One thing you might try is to use the Page / Extended dialog, and set a style tag there. Anything you do to the body tag at that level will override anything that Freeway has already added. I think that Freeway should do a better job of handling page styles in general, I’m not disagreeing with your basic premise. If you really need to shove things one way or another, that would be the point at which you could do so without an Action.
Walter
On Jan 6, 2013, at 12:10 PM, Ernie Simpson wrote:
Thanks Walter - but I do not want an action. I have too many actions now,
and can’t always keep them straight. I’ve had to make a reference sheet
just to know which to use. (laugh/cry)
I would like for Freeway to quit fighting my will, especially over such
small things like this. I guess my ability to focus as of late has been
compromised and it’s showing.
I know what you mean when you say that you end up fighting with Freeway to try and get it to what you want. There are a number of things that Freeway does (either in error like the duplicate body styles or to simplify the user experience like hard wiring the name of the Resources folder) that I find restrictive and even annoying. I must admit that I’m a lot more inclined to turn to an Action to paper over the cracks but I can see your reluctance to rely on an Action to correct something so small.

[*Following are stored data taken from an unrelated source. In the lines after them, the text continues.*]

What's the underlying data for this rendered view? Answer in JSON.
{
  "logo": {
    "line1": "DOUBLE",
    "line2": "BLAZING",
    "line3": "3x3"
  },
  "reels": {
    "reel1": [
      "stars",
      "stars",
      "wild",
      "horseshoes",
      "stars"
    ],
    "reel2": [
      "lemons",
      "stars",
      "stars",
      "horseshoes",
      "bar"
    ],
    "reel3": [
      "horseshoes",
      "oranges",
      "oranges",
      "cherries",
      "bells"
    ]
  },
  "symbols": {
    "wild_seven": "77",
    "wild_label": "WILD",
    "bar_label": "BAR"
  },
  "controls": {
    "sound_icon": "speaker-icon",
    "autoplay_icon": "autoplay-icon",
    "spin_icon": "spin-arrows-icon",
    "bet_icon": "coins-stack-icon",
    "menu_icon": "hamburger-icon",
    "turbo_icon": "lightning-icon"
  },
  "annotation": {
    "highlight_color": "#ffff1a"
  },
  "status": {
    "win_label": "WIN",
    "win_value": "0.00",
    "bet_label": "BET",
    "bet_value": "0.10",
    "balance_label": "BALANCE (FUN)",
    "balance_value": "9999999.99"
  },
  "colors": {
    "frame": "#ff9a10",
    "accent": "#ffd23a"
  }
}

A few Freeway users who have come to me in the past to create ‘Über-Actions’ that correct all of these sorts of issues in a single folder Action that they can apply to the site and forget about. They work well as they set the site up to work in exactly the way they want as well as adding a bedrock of functionality to the sites which they can then build on.
Regards,
Tim.
On 6 Jan 2013, at 17:10, Ernie Simpson wrote:
Thanks Walter - but I do not want an action. I have too many actions now,
and can’t always keep them straight. I’ve had to make a reference sheet
just to know which to use. (laugh/cry)
I would like for Freeway to quit fighting my will, especially over such
small things like this. I guess my ability to focus as of late has been
compromised and it’s showing.
Well, actually I do–in the website, but not in my FWP styles list. Why is that?
That was my original and longtime complaint, Raven - that Freeway Pro would duplicate body styles in the output code. Not a huge complaint obviously (I hope it’s obvious) just unnecessary. I would question any human doing that on purpose.
And, no - the body tag is not part of Freeway Pro’s normal stylesheet, though it obviously writes some code to the body tag - which it should. The body tag is a good way to style basic appearance of page items. I use it to set the overall appearance of websafe text on a page, then use specific tags to set specific font variances. That way, I’m not using sloppy, globby code all over to set text appearance - just h1, h2, p, blockquote, etc. Besides, the body tag is further up the cascade order so it’s like saying “do this until told otherwise”.
Read up on the body element, start looking to see how others might be using it. Read up on the Cascade order in CSS and experiment. I use it for about 90% text styling, which is handy - though there are other uses.
Wow, I thought I was doing something wrong all this time! (Well, I do lots of things incorrectly, but maybe this one’s not on me!)
On my last few projects I’ve been bound and determined not to have extra styles accumulating. To this end, I’ve taken to leaving the styles and colors window open all the time (to the styles view). This way, I notice much more quickly when extraneous styles have been created. Most times, it is a strange add on to my .body style like you mentioned. When I delete it (and select “no style” as a replacement) everything looks as it should. Very strange indeed.
Ernie, is it this way in FW6 as well? Do you know? I haven’t upgraded yet — too many open projects!